Ale kiedy noc się kończy i zbliża się dzień, mnich rozmyśla w ten sposób: 'Mogę umrzeć z uwagi na wiele okoliczności. Może mnie ugryźć wąż, czy skorpion czy stonoga mogą mnie użądlić, i przez to mógłbym umrzeć; byłoby to dla mnie przeszkodą. Mogę się potknąć i upaść, jedzenie może mi nie odpowiadać, moja żółć może się wzburzyć, czy moja flegma może się wzburzyć, czy ostre wiatry we mnie mogą się wzburzyć, czy ludzie mogą mnie zaatakować, czy dzikie duchy mogą mnie zaatakować, i mógłbym z tego powodu umrzeć, byłoby to dla mnie przeszkodą'.
Ten mnich powinien rozmyślać w ten sposób: 'Czy mam jakieś złe niekorzystne cechy, które nie zostały porzucone, które mogą stać się przeszkodą dla mnie, gdybym umarł dzisiaj?' Jeżeli podczas takiego przeglądu mnich wie: 'Mam złe niekorzystne cechy które nie zostały porzucone, i które mogą stać się dla mnie przeszkodą gdybym umarł dzisiaj', wtedy powinien podjąć nadzwyczajną chęć, wysiłek, energię, entuzjazm, wytrwałość, uważność i jasne postrzeganie w celu porzucenia tych złych niekorzystnych cech.

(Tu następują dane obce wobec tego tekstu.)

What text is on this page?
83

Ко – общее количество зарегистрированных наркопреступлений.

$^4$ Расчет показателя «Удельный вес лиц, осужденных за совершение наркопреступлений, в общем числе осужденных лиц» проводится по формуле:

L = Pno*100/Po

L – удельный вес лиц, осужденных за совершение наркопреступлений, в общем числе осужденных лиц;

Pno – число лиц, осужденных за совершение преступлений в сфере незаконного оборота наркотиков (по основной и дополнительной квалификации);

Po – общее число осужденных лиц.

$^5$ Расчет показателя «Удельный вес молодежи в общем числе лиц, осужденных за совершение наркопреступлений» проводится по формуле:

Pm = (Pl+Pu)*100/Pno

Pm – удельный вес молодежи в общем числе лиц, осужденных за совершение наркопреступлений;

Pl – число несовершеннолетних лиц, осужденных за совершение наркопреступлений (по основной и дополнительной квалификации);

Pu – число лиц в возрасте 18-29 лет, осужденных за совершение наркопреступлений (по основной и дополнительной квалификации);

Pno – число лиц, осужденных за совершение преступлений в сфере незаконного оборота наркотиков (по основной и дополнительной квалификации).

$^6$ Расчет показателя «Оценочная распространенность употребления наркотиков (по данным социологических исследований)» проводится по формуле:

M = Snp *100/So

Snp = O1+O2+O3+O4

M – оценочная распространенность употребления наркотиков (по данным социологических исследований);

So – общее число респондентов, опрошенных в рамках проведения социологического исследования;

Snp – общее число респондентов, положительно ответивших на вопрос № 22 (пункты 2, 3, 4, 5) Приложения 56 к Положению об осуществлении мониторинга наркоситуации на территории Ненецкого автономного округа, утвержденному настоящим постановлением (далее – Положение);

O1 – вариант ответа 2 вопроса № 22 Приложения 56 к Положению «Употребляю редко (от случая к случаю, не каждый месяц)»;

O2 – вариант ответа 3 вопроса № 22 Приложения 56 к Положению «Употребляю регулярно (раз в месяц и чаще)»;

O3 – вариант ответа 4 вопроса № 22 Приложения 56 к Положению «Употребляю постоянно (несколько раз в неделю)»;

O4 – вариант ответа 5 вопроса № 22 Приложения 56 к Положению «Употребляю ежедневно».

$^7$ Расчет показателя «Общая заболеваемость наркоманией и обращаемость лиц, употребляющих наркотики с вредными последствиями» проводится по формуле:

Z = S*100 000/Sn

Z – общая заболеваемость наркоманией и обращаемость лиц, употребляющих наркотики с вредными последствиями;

Tak jak ten którego ubranie czy głowa płonęłyby, podjąłby nadzwyczajną chęć, wysiłek, energię, entuzjazm, wytrwałość, uważność i jasne postrzeganie w celu wygaszenia ognia na ubraniu czy głowie, tak też mnich powinien podjąć nadzwyczajną chęć, wysiłek, energię, entuzjazm, wytrwałość, uważność i jasne postrzeganie w celu porzucenia tych złych niekorzystnych cech.

Ale jeżeli podczas takiego przeglądu mnich wie: 'Nie mam żadnych złych niekorzystnych cech które nie zostały porzucone, i które mogłyby stać się dla mnie przeszkodą gdybym umarł dzisiaj', wtedy powinien trwać w tej samej błogości i radości, trenując dzień i noc w korzystnych cechach.

Mnisi, oto jak, gdy uważność śmierci jest rozwijana i kultywowana w ten sposób, to jest o wielkim owocu i korzyści, kulminująca w nieśmiertelnym, mająca nieśmiertelność jako spełnienie.